Google+ Followers

Thursday, 3 November 2011

HELP!! Neil Horan Nazi Priest Censors Blog


I received the following e-mail on 19th October from Google saying it had taken down a post on the Hitler loving priest who performed for the Zionists outside the Albert Hall on September 1st. Apparently I’ve infringed copyright but most of the photographs were taken by Brian Robinson. Can anyone figure out from this DMCA site what exactly they are referring to?

The post itself was pretty inconsequential and just one more bit of evidence that anti-Semites love Israel. I'm not willing to jeapordise the existence of the blog by reposting stuff on this twerp but on the other hand I don't like censorship. If anyone can figure out what it is that is specifically objected to I'd be grateful.

Thanks

Tony Greenstein

>>Blogger Blog takedown notificati​on

support@blogger.com

show details Oct 19

Blogger has been notified, according to the terms of the Digital Millennium Copyright Act (DMCA), that certain content in your blog is alleged to infringe upon the copyrights of others. As a result, we have reset the post(s) to \"draft\" status. (If we did not do so, we would be subject to a claim of copyright infringement, regardless of its merits. The URL(s) of the allegedly infringing post(s) may be found at the end of this message.) This means that your post - and any images, links or other content - is not gone. You may edit the post to remove the offending content and republish, at which point the post in question will be visible to your readers again.

A bit of background: The DMCA is a United States copyright law that provides guidelines for online service provider liability in case of copyright infringement. If you believe that you have the rights to post the content at issue here, you can file a counter-claim. For more information on our DMCA policy, including how to file a counter-claim, please see http://www.google.com/dmca.html.

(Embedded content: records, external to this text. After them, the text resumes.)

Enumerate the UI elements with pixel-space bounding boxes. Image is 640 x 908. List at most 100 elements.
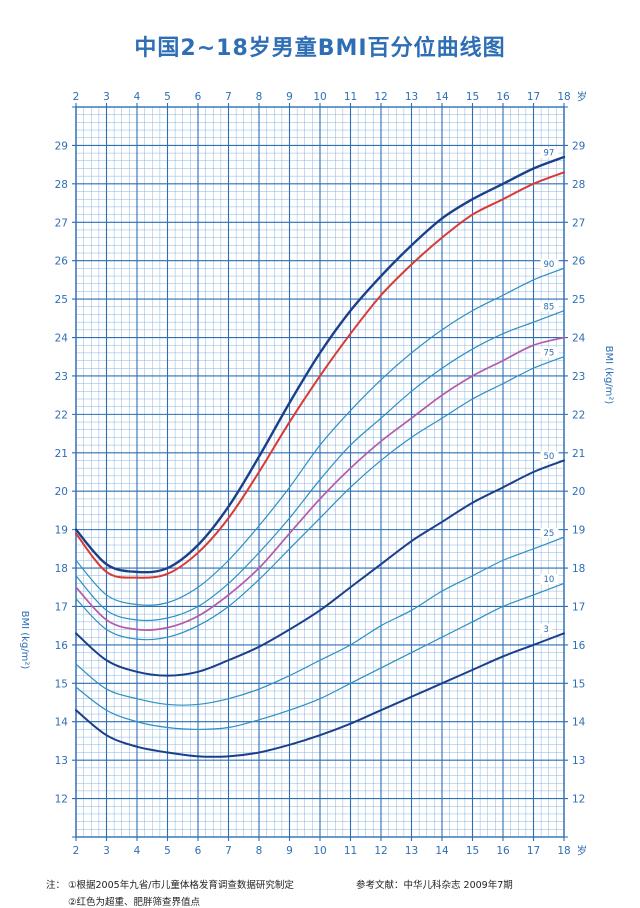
x-tick-label-bottom: 4 [134, 845, 141, 857]
y-tick-label-right: 16 [572, 640, 586, 652]
y-tick-label-right: 23 [572, 371, 585, 383]
x-tick-label-top: 4 [134, 91, 141, 103]
curve-label-p50: 50 [544, 452, 555, 462]
x-tick-label-bottom: 17 [527, 845, 540, 857]
y-tick-label-right: 12 [572, 794, 585, 806]
y-tick-label-right: 29 [572, 140, 585, 152]
chart-grid [72, 103, 568, 841]
y-tick-label-left: 17 [55, 601, 68, 613]
y-tick-label-right: 21 [572, 448, 585, 460]
x-tick-label-bottom: 8 [256, 845, 263, 857]
curve-label-bg [540, 574, 559, 585]
series-line-p95 [75, 171, 565, 579]
x-tick-label-top: 12 [374, 91, 387, 103]
y-tick-label-left: 16 [55, 640, 69, 652]
curve-label-p10: 10 [544, 575, 555, 585]
y-tick-label-left: 22 [55, 409, 68, 421]
y-tick-label-right: 18 [572, 563, 585, 575]
x-tick-label-bottom: 16 [496, 845, 510, 857]
curve-label-bg [540, 347, 559, 358]
y-axis-title-left: BMI (kg/m²) [19, 611, 30, 670]
series-line-p10 [75, 582, 565, 731]
y-tick-label-right: 19 [572, 525, 585, 537]
y-tick-label-right: 14 [572, 717, 586, 729]
x-tick-label-top: 15 [466, 91, 479, 103]
y-tick-label-right: 13 [572, 755, 585, 767]
chart-labels: 97 90 85 75 50 25 10 3 BMI (kg/m²) BMI (kg/m²) [19, 147, 614, 670]
series-line-p90 [75, 267, 565, 606]
y-tick-label-left: 18 [55, 563, 68, 575]
series-line-p80 [75, 336, 565, 631]
curve-label-p90: 90 [544, 260, 555, 270]
y-tick-label-right: 22 [572, 409, 585, 421]
curve-label-bg [540, 624, 553, 635]
y-tick-label-right: 27 [572, 217, 585, 229]
series-line-p85 [75, 310, 565, 622]
x-tick-label-bottom: 3 [103, 845, 110, 857]
x-tick-label-bottom: 7 [225, 845, 232, 857]
y-tick-label-left: 12 [55, 794, 68, 806]
x-tick-label-bottom: 6 [195, 845, 202, 857]
x-tick-label-bottom: 11 [344, 845, 357, 857]
x-tick-label-bottom: 2 [73, 845, 80, 857]
x-tick-label-top: 6 [195, 91, 202, 103]
curve-label-bg [540, 451, 559, 462]
y-tick-label-left: 15 [55, 678, 68, 690]
curve-label-p97: 97 [544, 149, 555, 159]
series-line-p75 [75, 356, 565, 641]
y-tick-label-left: 23 [55, 371, 68, 383]
x-tick-label-bottom: 5 [164, 845, 171, 857]
series-line-p50 [75, 459, 565, 677]
y-tick-label-right: 20 [572, 486, 585, 498]
y-tick-label-left: 24 [55, 333, 69, 345]
x-tick-label-bottom: 12 [374, 845, 387, 857]
x-tick-label-top: 9 [286, 91, 293, 103]
x-tick-label-top: 17 [527, 91, 540, 103]
y-tick-label-right: 25 [572, 294, 585, 306]
y-tick-label-right: 24 [572, 333, 586, 345]
y-axis-title-right: BMI (kg/m²) [603, 346, 614, 405]
x-tick-label-top: 11 [344, 91, 357, 103]
y-tick-label-left: 26 [55, 256, 69, 268]
x-tick-label-top: 16 [496, 91, 510, 103]
y-tick-label-right: 26 [572, 256, 586, 268]
y-tick-label-left: 21 [55, 448, 68, 460]
x-tick-label-top: 18 [557, 91, 570, 103]
x-tick-label-top: 14 [435, 91, 449, 103]
curve-label-p3: 3 [544, 625, 549, 635]
series-line-p25 [75, 536, 565, 706]
curve-label-p25: 25 [544, 529, 555, 539]
footnote-line2: ②红色为超重、肥胖筛查界值点 [68, 897, 201, 908]
curve-label-bg [540, 301, 559, 312]
y-tick-label-right: 15 [572, 678, 585, 690]
x-tick-label-top: 8 [256, 91, 263, 103]
x-unit-label-bottom: 岁 [577, 844, 588, 857]
plot-frame [75, 106, 565, 838]
y-tick-label-left: 29 [55, 140, 68, 152]
y-tick-label-left: 27 [55, 217, 68, 229]
chart-series [74, 155, 566, 758]
footnote-line1: ①根据2005年九省/市儿童体格发育调查数据研究制定 [68, 880, 294, 891]
series-line-p97 [74, 155, 566, 574]
footnote-reference: 参考文献：中华儿科杂志 2009年7期 [356, 880, 513, 891]
x-tick-label-top: 3 [103, 91, 110, 103]
x-unit-label-top: 岁 [577, 90, 588, 103]
chart-title: 中国2~18岁男童BMI百分位曲线图 [134, 36, 506, 61]
footnote-prefix: 注： [46, 880, 66, 891]
x-tick-label-bottom: 14 [435, 845, 449, 857]
x-tick-label-bottom: 10 [313, 845, 326, 857]
curve-label-bg [540, 528, 559, 539]
y-tick-label-left: 14 [55, 717, 69, 729]
x-tick-label-top: 10 [313, 91, 326, 103]
x-tick-label-top: 7 [225, 91, 232, 103]
y-tick-label-left: 20 [55, 486, 68, 498]
curve-label-p85: 85 [544, 302, 555, 312]
y-tick-label-left: 13 [55, 755, 68, 767]
x-tick-label-bottom: 18 [557, 845, 570, 857]
x-tick-label-bottom: 13 [405, 845, 418, 857]
x-tick-label-top: 13 [405, 91, 418, 103]
x-tick-label-top: 2 [73, 91, 80, 103]
chart-ticks: 2233445566778899101011111212131314141515… [55, 90, 588, 857]
curve-label-p75: 75 [544, 349, 555, 359]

The notice that we received, with any personally identifying information removed, will be posted online by a service called Chilling Effects at http://www.chillingeffects.org. We do this in accordance with the Digital Millennium Copyright Act (DMCA). You can search for the DMCA notice associated with the removal of your content by going to the Chilling Effects search page at http://www.chillingeffects.org/search.cgi and entering in the URL of the blog post that was removed.

If it is brought to our attention that you have republished the post without removing the content/link in question, then we will delete your post and count it as a violation on your account. Repeated violations to our Terms of Service may result in further remedial action taken against your Blogger account including deleting your blog and/or terminating your account. If you have legal questions about this notification, you should retain your own legal counsel.

Sincerely,

The Blogger Team

Affected URLs:

http://azvsas.blogspot.com/2011/09/neil-horan-deranged-and-hitler-loving.html

We have received a DMCA complaint for your blog, Tony Greenstein's Blog. An email with the details of the complaint was sent to you on 19-Oct-2011 , and we reset the post status to "Draft"; you can edit it here. You may republish the post with the offending content and/or link(s) removed. If you believe that you have the rights to post this content, you can file a counter-claim with us. For more on our DMCA policy, please click here. Thank you for your prompt attention.

1 comment:

Brian Robinson said...

See http://nealhibbert.com/street-photography/uk-law-and-street-photography/

eg 'It is your right as a citizen to freely take photographs in public places ...'
---

http://www.sirimo.co.uk/2009/05/14/uk-photographers-rights-v2/

Free Download – UK Photographers Rights v2

'For images of people in public places, the key seems to be whether the place is one where a person would have a reasonable expectation of privacy and the courts have greatly extended the areas where this might be the case.'

---

I can't find the link at the moment, but I recall another guide for UK photographers which said that if someone is in a public place, eg the street, quite simply it's OK to take a photo of them (they can expect to possibly be photographed). However, publication of such photos may be a different matter, as the free download guide (above link) makes clear.